PRIMERA PARADA: ASTANÁ
Primeros de septiembre es una época perfecta para ir. Te libras de la congelación o el achicharramiento en Astaná, que alcanza -40 grados en invierno y +35 en verano. Aunque es la capital más joven del mundo, se respira en ella la esencia del paso de la Ruta de la Seda. Arquitectos como Norman Foster o Kisho Kurokawa dejaron su impronta en edificios icónicos en medio de la estepa infinita y semidesértica. Su aire futurista se palpa en el Museo Nur Alem de la Expo 2017, la torre Bayterek de unos cien metros de alto, inspirada en la leyenda del pájaro Samruk o Ave de la Felicidad, la pirámide del Centro de la Paz y la Reconciliación, la icónica y gigante carpa del área comercial Kan Shatyr, la Ópera de Astaná, la Universidad de las Artes, el Museo Nacional de Kazajistán que nos habla de la vida en las yurtas, la veneración al caballo, la huella de Gengis Kan y el símbolo arqueológico nacional: El Hombre de Oro. Otra parada obligada: la Gran Mezquita, la más grande de Asia Central.
Fui en Astaná a la celebración de los V Juegos Mundiales Nómadas. Más de 2.000 participantes de 89 países, con España compitiendo por primera vez.

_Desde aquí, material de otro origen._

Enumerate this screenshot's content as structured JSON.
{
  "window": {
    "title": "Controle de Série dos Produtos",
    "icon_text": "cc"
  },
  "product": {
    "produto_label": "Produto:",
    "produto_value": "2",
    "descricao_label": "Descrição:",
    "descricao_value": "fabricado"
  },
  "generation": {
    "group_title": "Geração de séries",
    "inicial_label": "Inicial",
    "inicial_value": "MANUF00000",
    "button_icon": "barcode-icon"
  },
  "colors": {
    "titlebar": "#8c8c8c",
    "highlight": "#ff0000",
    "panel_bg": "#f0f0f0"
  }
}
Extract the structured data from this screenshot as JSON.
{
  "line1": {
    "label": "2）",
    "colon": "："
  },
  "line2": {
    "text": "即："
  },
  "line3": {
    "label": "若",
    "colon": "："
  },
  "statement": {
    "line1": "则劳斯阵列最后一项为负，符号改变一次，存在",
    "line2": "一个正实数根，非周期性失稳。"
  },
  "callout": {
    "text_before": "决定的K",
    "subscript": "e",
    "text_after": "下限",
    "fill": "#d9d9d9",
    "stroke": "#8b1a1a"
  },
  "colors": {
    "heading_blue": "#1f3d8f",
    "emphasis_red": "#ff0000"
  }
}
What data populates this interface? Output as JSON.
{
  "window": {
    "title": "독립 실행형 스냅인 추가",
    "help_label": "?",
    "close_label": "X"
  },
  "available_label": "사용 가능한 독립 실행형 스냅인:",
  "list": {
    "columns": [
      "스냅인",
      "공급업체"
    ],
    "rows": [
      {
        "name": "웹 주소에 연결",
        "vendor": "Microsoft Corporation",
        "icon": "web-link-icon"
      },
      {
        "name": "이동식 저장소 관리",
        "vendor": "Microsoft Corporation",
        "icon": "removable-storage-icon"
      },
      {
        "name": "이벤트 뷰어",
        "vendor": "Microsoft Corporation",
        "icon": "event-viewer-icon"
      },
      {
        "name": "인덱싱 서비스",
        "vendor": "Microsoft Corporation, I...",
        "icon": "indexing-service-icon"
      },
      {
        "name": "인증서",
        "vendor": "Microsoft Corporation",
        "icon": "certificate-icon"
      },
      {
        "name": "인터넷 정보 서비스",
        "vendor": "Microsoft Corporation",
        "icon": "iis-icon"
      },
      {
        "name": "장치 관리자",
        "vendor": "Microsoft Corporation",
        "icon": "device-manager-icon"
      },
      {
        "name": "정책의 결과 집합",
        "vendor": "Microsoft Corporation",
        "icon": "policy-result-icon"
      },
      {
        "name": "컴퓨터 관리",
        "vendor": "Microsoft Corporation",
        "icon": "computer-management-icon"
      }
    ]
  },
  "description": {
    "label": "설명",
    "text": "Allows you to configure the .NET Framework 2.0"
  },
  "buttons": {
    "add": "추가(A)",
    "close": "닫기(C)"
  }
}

La ceremonia inaugural, que contó con la superestrella Dimash Qudaibergen, me impactó. A un periodista del Canal 24 le dije que para mí superaba la de los Juegos Olímpicos de París. Subrayó el presidente Tokayev que el deporte era «símbolo de respeto y solidaridad». Así fue el ambiente de los World Nomad Games. Agradeciendo ver vida más allá del fútbol, se pudo disfrutar de juegos étnicos fascinantes, como tiro con arco a caballo o el kokpar, la cetrería, lucha, intelectuales como el togyzkumalak, las tabas... En la categoría Power Nomad lo dio todo el «hombre más fuerte de España». «Era un reto —me contó Joan Ferrer— porque las pruebas que tenía que realizar se salían de lo que estoy acostumbrado a hacer en el mundo del strong man, que es mi deporte. Fue muy interesante y muy divertido. También los Juegos Nómadas nos permitieron conocer no solo un poquito de Kazajistán sino un montón de culturas, ya que había equipos de diferentes partes del mundo. Fue muy bonito convivir con ellos. Recomendaría la experiencia». Además de destacar la artesanía del fieltro y la joyería, Sara me enseñó su labor en croché a modo de montura ecuestre de lo más cuqui justo antes de posar la menda con chicos de más de dos metros de altura y chicas de rasgos bellísimos. ¡Menuda genética!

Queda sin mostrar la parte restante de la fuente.